On that trip to the feedlot, calves may be exposed to pathogens that can cause illness. They must learn to eat and drink from unfamiliar waterers and feed bunks. Most of the time, they are eating an unfamiliar diet, she said.
“All of these things are stressful to calves on their own, but combine them all together, and you have some seriously stressed out cattle,” she said. “Abrupt weaning can actually increase the risk for developing a respiratory disease.”
Another way to approach weaning is to start the process on the farm.
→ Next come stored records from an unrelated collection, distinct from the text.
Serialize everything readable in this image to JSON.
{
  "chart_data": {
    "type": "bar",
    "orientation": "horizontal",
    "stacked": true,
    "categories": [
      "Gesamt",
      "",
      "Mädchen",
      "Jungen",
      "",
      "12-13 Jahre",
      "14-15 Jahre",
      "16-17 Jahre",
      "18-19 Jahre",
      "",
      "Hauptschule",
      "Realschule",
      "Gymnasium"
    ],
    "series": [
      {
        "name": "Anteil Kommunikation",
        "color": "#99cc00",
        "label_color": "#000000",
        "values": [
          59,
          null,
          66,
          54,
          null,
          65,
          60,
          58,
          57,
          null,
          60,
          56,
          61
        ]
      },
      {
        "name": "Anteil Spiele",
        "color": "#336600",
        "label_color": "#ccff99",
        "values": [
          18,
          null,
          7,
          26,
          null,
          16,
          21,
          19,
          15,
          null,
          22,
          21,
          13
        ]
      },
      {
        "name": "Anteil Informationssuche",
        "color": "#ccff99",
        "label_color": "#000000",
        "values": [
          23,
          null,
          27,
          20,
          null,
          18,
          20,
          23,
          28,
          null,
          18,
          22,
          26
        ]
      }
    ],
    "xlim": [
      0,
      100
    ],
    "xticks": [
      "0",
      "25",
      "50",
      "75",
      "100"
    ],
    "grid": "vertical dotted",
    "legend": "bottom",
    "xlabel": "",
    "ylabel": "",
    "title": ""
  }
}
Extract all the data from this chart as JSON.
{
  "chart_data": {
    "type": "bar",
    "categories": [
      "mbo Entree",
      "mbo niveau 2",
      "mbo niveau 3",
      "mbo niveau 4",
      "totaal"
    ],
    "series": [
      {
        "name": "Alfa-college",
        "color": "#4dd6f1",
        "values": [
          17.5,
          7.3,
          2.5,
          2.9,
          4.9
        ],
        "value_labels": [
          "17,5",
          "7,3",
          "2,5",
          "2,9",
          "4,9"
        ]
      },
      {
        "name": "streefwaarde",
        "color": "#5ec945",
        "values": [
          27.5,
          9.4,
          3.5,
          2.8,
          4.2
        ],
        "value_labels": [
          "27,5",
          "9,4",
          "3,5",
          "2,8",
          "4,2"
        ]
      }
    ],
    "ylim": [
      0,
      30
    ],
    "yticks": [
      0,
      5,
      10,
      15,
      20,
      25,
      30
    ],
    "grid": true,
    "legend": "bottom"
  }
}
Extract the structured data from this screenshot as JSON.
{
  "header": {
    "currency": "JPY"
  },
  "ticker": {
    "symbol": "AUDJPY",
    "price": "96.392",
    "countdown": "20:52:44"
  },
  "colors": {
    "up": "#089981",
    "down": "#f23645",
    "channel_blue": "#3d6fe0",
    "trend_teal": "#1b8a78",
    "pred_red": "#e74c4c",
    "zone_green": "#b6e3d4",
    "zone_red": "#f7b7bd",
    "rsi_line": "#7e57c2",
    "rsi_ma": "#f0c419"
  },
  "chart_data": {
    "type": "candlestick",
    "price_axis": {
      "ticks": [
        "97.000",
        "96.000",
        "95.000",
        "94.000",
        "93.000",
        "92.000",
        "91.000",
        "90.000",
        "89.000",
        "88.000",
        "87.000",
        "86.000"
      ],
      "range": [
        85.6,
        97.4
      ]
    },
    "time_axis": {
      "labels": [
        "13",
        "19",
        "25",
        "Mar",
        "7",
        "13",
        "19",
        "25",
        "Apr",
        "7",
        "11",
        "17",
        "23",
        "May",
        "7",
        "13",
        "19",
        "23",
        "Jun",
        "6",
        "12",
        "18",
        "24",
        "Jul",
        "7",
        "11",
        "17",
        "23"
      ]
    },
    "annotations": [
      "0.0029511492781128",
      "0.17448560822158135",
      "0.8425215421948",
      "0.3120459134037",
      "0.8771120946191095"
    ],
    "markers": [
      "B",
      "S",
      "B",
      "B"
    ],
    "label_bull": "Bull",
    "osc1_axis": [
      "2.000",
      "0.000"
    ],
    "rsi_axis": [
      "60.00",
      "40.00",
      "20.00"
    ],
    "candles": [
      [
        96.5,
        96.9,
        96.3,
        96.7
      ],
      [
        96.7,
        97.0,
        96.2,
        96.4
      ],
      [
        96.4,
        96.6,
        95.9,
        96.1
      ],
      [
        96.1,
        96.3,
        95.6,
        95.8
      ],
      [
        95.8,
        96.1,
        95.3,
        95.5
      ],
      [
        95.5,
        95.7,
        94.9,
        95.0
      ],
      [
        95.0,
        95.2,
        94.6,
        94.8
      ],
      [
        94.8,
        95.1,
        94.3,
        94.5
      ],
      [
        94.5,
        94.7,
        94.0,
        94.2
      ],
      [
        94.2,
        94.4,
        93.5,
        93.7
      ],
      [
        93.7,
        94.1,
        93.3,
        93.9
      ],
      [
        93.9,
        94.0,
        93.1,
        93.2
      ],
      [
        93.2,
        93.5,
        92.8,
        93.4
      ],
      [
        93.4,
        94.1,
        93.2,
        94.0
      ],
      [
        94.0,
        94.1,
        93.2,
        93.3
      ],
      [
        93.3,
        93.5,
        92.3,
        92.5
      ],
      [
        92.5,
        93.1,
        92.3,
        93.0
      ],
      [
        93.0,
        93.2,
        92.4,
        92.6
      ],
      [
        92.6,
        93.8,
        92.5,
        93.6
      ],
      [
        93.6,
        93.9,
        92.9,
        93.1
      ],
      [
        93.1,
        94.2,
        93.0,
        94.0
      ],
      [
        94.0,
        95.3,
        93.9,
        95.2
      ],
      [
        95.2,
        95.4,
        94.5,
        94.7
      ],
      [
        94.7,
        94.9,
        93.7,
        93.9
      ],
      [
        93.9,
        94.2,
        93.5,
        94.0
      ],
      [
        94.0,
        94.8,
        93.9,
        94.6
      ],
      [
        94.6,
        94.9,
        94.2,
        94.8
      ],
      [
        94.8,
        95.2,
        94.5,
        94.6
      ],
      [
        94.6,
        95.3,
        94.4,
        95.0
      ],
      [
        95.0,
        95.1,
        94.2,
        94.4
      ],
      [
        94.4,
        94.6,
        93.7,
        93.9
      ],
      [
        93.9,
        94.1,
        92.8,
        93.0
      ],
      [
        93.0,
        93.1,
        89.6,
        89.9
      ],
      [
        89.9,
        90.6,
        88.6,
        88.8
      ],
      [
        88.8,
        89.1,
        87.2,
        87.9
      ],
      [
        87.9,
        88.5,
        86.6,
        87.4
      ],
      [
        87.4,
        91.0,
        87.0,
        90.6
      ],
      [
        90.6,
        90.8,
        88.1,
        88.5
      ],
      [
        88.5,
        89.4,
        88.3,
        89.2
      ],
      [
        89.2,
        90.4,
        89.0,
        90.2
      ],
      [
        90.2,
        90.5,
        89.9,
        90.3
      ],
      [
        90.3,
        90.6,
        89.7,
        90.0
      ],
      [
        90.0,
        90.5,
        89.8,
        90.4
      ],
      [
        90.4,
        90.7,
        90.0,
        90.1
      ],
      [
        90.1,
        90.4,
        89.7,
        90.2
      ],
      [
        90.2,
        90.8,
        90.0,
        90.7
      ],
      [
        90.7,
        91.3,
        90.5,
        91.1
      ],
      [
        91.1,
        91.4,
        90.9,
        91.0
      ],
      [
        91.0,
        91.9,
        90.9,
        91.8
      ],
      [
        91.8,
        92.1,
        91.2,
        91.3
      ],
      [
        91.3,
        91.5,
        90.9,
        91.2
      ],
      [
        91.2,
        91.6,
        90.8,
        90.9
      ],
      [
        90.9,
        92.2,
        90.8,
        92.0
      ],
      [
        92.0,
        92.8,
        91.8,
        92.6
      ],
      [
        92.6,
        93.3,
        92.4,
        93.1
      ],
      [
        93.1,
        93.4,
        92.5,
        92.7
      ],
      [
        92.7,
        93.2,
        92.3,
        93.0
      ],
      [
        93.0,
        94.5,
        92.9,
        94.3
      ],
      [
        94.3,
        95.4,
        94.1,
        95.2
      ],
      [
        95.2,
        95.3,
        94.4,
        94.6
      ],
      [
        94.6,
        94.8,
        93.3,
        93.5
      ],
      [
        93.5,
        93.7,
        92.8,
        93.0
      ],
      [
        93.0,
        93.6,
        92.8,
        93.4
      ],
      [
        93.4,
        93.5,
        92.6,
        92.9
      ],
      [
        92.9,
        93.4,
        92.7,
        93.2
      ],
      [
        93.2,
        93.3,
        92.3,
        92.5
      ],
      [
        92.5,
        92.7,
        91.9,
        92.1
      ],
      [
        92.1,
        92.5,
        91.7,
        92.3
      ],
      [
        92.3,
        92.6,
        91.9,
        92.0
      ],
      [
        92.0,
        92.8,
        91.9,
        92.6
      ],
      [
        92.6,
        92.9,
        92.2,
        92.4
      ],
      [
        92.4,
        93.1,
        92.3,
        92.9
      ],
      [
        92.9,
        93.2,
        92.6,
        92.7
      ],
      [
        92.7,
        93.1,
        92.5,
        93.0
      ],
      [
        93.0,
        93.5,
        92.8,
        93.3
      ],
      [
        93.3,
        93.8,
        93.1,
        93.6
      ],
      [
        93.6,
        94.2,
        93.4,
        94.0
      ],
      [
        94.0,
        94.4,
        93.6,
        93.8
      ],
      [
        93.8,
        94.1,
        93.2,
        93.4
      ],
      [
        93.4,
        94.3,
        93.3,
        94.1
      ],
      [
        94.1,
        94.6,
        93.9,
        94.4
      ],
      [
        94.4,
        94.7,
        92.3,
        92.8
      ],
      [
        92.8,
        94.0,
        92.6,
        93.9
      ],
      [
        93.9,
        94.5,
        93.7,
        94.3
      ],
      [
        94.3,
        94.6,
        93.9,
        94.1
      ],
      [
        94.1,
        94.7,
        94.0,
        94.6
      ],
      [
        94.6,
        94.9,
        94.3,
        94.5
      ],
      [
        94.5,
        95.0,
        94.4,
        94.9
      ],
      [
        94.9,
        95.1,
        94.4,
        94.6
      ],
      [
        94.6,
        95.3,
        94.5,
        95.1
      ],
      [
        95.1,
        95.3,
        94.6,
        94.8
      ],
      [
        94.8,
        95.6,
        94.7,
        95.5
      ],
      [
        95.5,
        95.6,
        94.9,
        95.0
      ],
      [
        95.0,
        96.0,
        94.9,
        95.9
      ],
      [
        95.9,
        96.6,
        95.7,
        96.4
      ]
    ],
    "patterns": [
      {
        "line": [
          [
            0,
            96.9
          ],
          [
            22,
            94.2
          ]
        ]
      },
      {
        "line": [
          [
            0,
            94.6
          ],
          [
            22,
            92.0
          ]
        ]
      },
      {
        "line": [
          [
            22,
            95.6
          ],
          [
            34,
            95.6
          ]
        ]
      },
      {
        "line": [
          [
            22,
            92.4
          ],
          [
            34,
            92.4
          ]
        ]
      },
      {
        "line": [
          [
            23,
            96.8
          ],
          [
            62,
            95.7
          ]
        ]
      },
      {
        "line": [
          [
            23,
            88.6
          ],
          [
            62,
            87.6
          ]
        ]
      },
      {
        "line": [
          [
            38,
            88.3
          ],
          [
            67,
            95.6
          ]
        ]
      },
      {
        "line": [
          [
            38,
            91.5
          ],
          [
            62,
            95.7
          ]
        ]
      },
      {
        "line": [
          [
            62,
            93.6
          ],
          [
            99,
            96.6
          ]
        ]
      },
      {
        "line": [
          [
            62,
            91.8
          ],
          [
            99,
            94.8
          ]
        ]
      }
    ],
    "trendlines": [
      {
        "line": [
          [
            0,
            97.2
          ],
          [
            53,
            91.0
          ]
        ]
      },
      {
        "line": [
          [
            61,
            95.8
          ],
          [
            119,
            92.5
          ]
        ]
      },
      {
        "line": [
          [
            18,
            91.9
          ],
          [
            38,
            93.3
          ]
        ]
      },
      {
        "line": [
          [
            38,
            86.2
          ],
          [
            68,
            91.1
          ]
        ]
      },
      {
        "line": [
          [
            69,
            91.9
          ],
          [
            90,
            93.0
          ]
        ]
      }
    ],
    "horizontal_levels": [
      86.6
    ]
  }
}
It won’t be completely stress free, but it can offer less risk for disease in the long run. Fenceline weaning is when cows and calves are in separate areas but are able to see and hear each other and have nose-to-nose contact.
“Fenceline weaning can get cattle through the initial stress of being away from each other,” VanValin said. “It also limits the commingling and transportation stress and limits their exposure pathogens during this stressful time.”
During weaning time on the farm, producers need to focus on nutrition, she said. They should encourage cattle to eat and offer a high-quality grass or legume-grass mixture hay for calves in dry lots. Grain supplements can increase the nutrient density of every mouthful of feed during this time.
“If you feed supplements each day by hand, you’ll be able to visually assess each calf and take note of which ones are not coming to the bunk,” VanValin said.
Another benefit of on-farm weaning is the ability to take advantage of new marketing opportunities such as the CPH-45 program — Kentucky’s Certified Pre-Conditioned for Health program, which has a record of improving the quality and value of Kentucky beef cattle. VanValin noted that preconditioning allows producers to separate the stress of weaning from the stress of the auction process.
“I encourage you to assess your weaning program,” she said. “Is it a one-day event or a period of time for your operation? Are you leaving money on the table by rushing calves to market?”
Although the process may seem daunting, decreasing stress during the weaning period may make for a better calf come sale day, VanValin said.